Emory University hosted an Accessible Future workshop in April. A review of the workshop by Emory Center for Digital Scholarship (ECDS) postdoctoral fellow Anne Donlon appears today in the Journal for Interactive Technology & Pedagogy (JITP).
The Accessible Future workshop urged participants to make digital material accessible to audiences with visual, aural, and cognitive disabilities, and to advocate for accessibility at our universities. The two-day meeting at Emory was the fourth such workshop offered over the past year and a half, and was funded by the National Endowment of the Humanities Office of Digital Humanities. Jennifer Guiliano, George Williams, and Tina Herzberg organized the workshop, with Clay Jeffcoat, Jeremy Boggs, James Smith, and Cory Bohon also leading presentations.
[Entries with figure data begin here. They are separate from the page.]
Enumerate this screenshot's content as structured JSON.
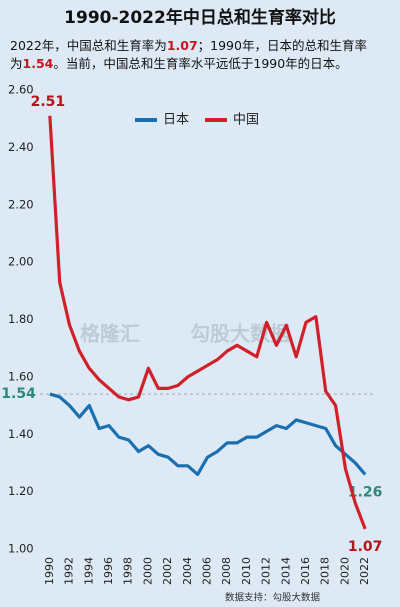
{
  "chart_data": {
    "type": "line",
    "title": "1990-2022年中日总和生育率对比",
    "subtitle_lines": [
      [
        {
          "text": "2022年，中国总和生育率为",
          "highlight": false
        },
        {
          "text": "1.07",
          "highlight": true
        },
        {
          "text": "；1990年，日本的总和生育率",
          "highlight": false
        }
      ],
      [
        {
          "text": "为",
          "highlight": false
        },
        {
          "text": "1.54",
          "highlight": true
        },
        {
          "text": "。当前，中国总和生育率水平远低于1990年的日本。",
          "highlight": false
        }
      ]
    ],
    "highlight_color": "#c8161d",
    "x": [
      1990,
      1991,
      1992,
      1993,
      1994,
      1995,
      1996,
      1997,
      1998,
      1999,
      2000,
      2001,
      2002,
      2003,
      2004,
      2005,
      2006,
      2007,
      2008,
      2009,
      2010,
      2011,
      2012,
      2013,
      2014,
      2015,
      2016,
      2017,
      2018,
      2019,
      2020,
      2021,
      2022
    ],
    "series": [
      {
        "name": "日本",
        "color": "#1a6fb0",
        "values": [
          1.54,
          1.53,
          1.5,
          1.46,
          1.5,
          1.42,
          1.43,
          1.39,
          1.38,
          1.34,
          1.36,
          1.33,
          1.32,
          1.29,
          1.29,
          1.26,
          1.32,
          1.34,
          1.37,
          1.37,
          1.39,
          1.39,
          1.41,
          1.43,
          1.42,
          1.45,
          1.44,
          1.43,
          1.42,
          1.36,
          1.33,
          1.3,
          1.26
        ],
        "value_labels": [
          "1.54",
          null,
          null,
          null,
          null,
          null,
          null,
          null,
          null,
          null,
          null,
          null,
          null,
          null,
          null,
          null,
          null,
          null,
          null,
          null,
          null,
          null,
          null,
          null,
          null,
          null,
          null,
          null,
          null,
          null,
          null,
          null,
          "1.26"
        ]
      },
      {
        "name": "中国",
        "color": "#d0202a",
        "values": [
          2.51,
          1.93,
          1.78,
          1.69,
          1.63,
          1.59,
          1.56,
          1.53,
          1.52,
          1.53,
          1.63,
          1.56,
          1.56,
          1.57,
          1.6,
          1.62,
          1.64,
          1.66,
          1.69,
          1.71,
          1.69,
          1.67,
          1.79,
          1.71,
          1.78,
          1.67,
          1.79,
          1.81,
          1.55,
          1.5,
          1.28,
          1.16,
          1.07
        ],
        "value_labels": [
          "2.51",
          null,
          null,
          null,
          null,
          null,
          null,
          null,
          null,
          null,
          null,
          null,
          null,
          null,
          null,
          null,
          null,
          null,
          null,
          null,
          null,
          null,
          null,
          null,
          null,
          null,
          null,
          null,
          null,
          null,
          null,
          null,
          "1.07"
        ]
      }
    ],
    "xlim": [
      1989,
      2023
    ],
    "xticks": [
      1990,
      1992,
      1994,
      1996,
      1998,
      2000,
      2002,
      2004,
      2006,
      2008,
      2010,
      2012,
      2014,
      2016,
      2018,
      2020,
      2022
    ],
    "ylim": [
      1.0,
      2.6
    ],
    "yticks": [
      {
        "value": 1.0,
        "label": "1.00"
      },
      {
        "value": 1.2,
        "label": "1.20"
      },
      {
        "value": 1.4,
        "label": "1.40"
      },
      {
        "value": 1.6,
        "label": "1.60"
      },
      {
        "value": 1.8,
        "label": "1.80"
      },
      {
        "value": 2.0,
        "label": "2.00"
      },
      {
        "value": 2.2,
        "label": "2.20"
      },
      {
        "value": 2.4,
        "label": "2.40"
      },
      {
        "value": 2.6,
        "label": "2.60"
      }
    ],
    "reference_line": 1.54,
    "watermarks": [
      "格隆汇",
      "勾股大数据"
    ],
    "source": "数据支持：勾股大数据"
  }
}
Attendees at Emory included faculty, graduate students, curators, librarians, instructional designers, and an Office of Disability Services staff person. Participants entered the workshop with diverse experiences in accessibility practices and knowledge of disability studies. But, judging from reactions during the workshop, they were united in learning many new things that ranged across topics of screen readers, cognitive disability, Deaf culture, HTML, CSS, WordPress, and Omeka.
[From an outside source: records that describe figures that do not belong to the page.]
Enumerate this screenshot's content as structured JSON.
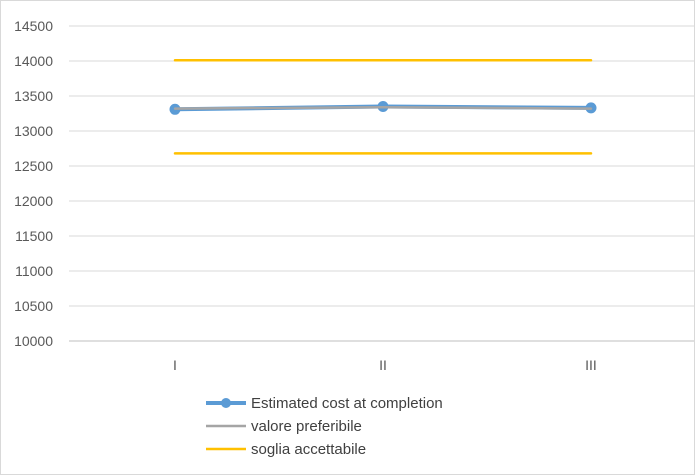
{
  "chart_data": {
    "type": "line",
    "title": "",
    "xlabel": "",
    "ylabel": "",
    "categories": [
      "I",
      "II",
      "III"
    ],
    "ylim": [
      10000,
      14500
    ],
    "yticks": [
      10000,
      10500,
      11000,
      11500,
      12000,
      12500,
      13000,
      13500,
      14000,
      14500
    ],
    "grid": "horizontal",
    "legend_position": "bottom-left",
    "series": [
      {
        "name": "Estimated cost at completion",
        "values": [
          13310,
          13350,
          13330
        ],
        "color": "#5b9bd5",
        "markers": true
      },
      {
        "name": "valore preferibile",
        "values": [
          13320,
          13340,
          13320
        ],
        "color": "#a5a5a5",
        "markers": false
      },
      {
        "name": "soglia accettabile",
        "values": [
          14010,
          14010,
          14010
        ],
        "color": "#ffc000",
        "markers": false
      },
      {
        "name": "soglia accettabile",
        "values": [
          12680,
          12680,
          12680
        ],
        "color": "#ffc000",
        "markers": false
      }
    ]
  }
}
Conceiving of disability as a continuum of states that people move through, rather than a straightforward, medically-defined binary of disabled or not, the presenters taught us methods to make digital content accessible. A wide range of potential audiences–not only people with diagnosed limitations of sight, hearing, attention, or mobility–can benefit from increased use of white space, transcripts, headings, and careful inclusion of images. If we pay attention to accessibility concerns, that effort can improve the overall design and composition of our online writing and projects. However, if we fail to make ourselves aware of the implications of our design decisions, audiences with certain disabilities will not be able to reach the material that we intend to circulate to a public.